Egils Kaljo is an American-born Latvian from the New York area . Kaljo began listening to Latvian music as soon as he was able to put a record on a record player, and still has old Bellacord 78 rpm records lying around somewhere.

4 thoughts on “Comedy about Midsummer fails to impress

  1. I have seen the film and it is a HOOT! It does help tremendously if you are Latvian or, like me, married to a Latvian and you have experienced Jani and other Latvian eccentricities. See it, but if you have a chance also see the classic Limousine the colour of the sky at Jani.

  2. Is it just me, or are Latvian DVDs hard to find? When I last looked in Riga a few years ago I only saw a meagre collection of video cassettes, and a few dubbed Disney cartoons…there is definitely a market out there for Latvian films/docos (even the older ones) on DVD (not dubbed, of course) ….

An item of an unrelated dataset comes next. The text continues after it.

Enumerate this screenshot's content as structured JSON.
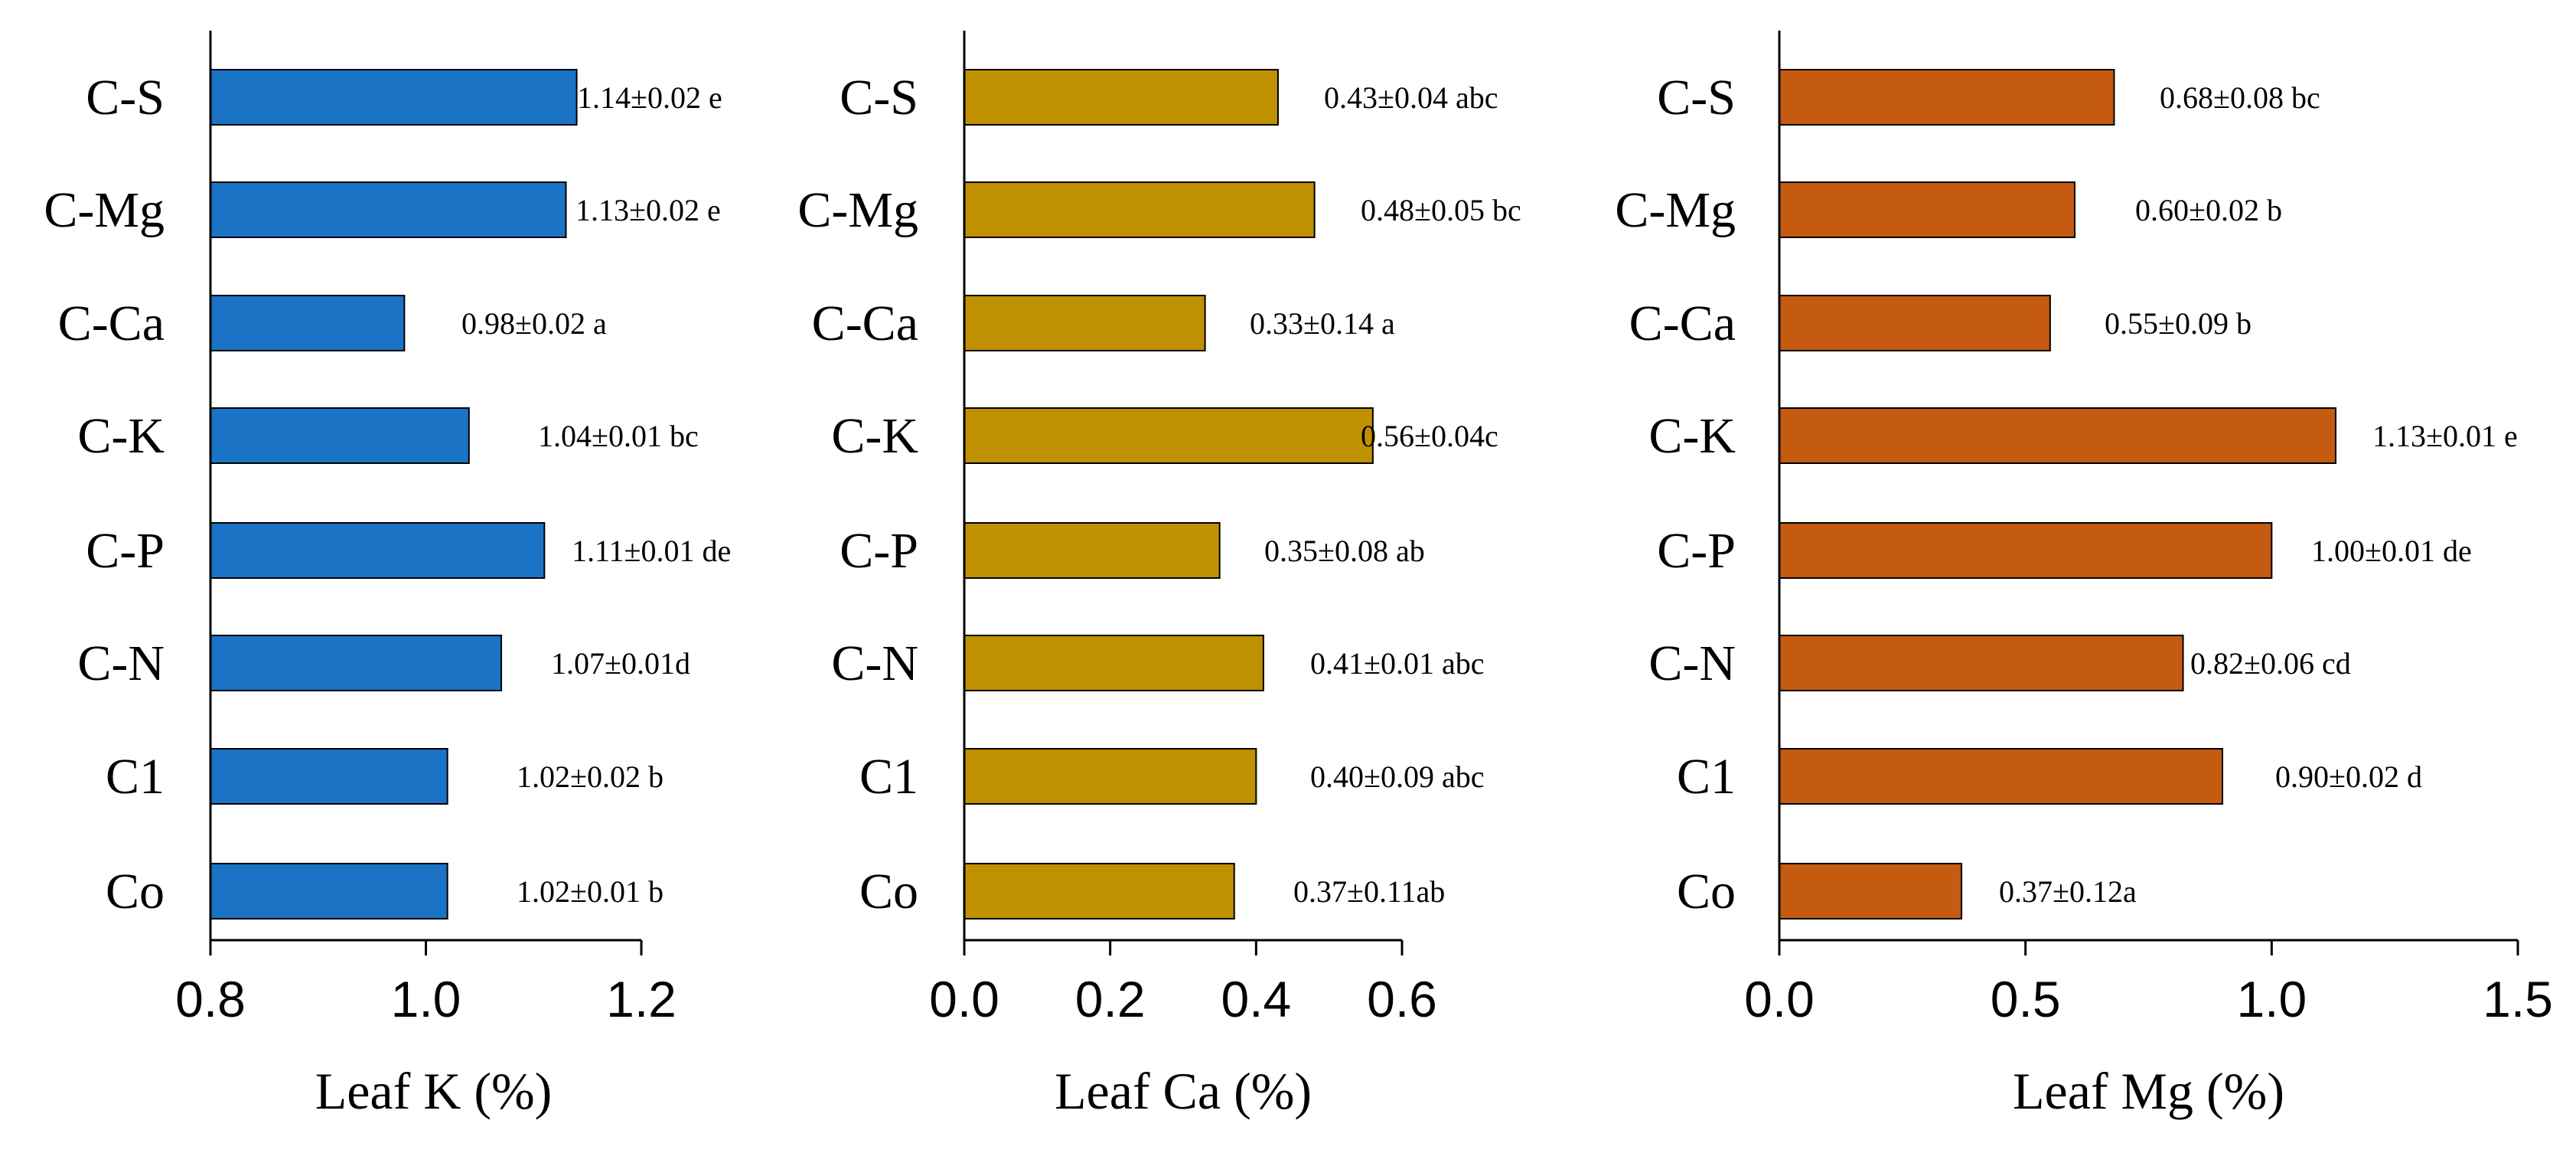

  3. Well, I totally agree that the movie does lack not only consistent story line but also wit and good style. Apparently it is not made by a filmmaker who wants to inform audience of the actual traditions and the real meaning of the Summer solstice. Latvian movies are hard to get but I get them mostly by downloading at Dc++ using latvian hubs or contacting latvian movie studios that could deliver the dvd to you.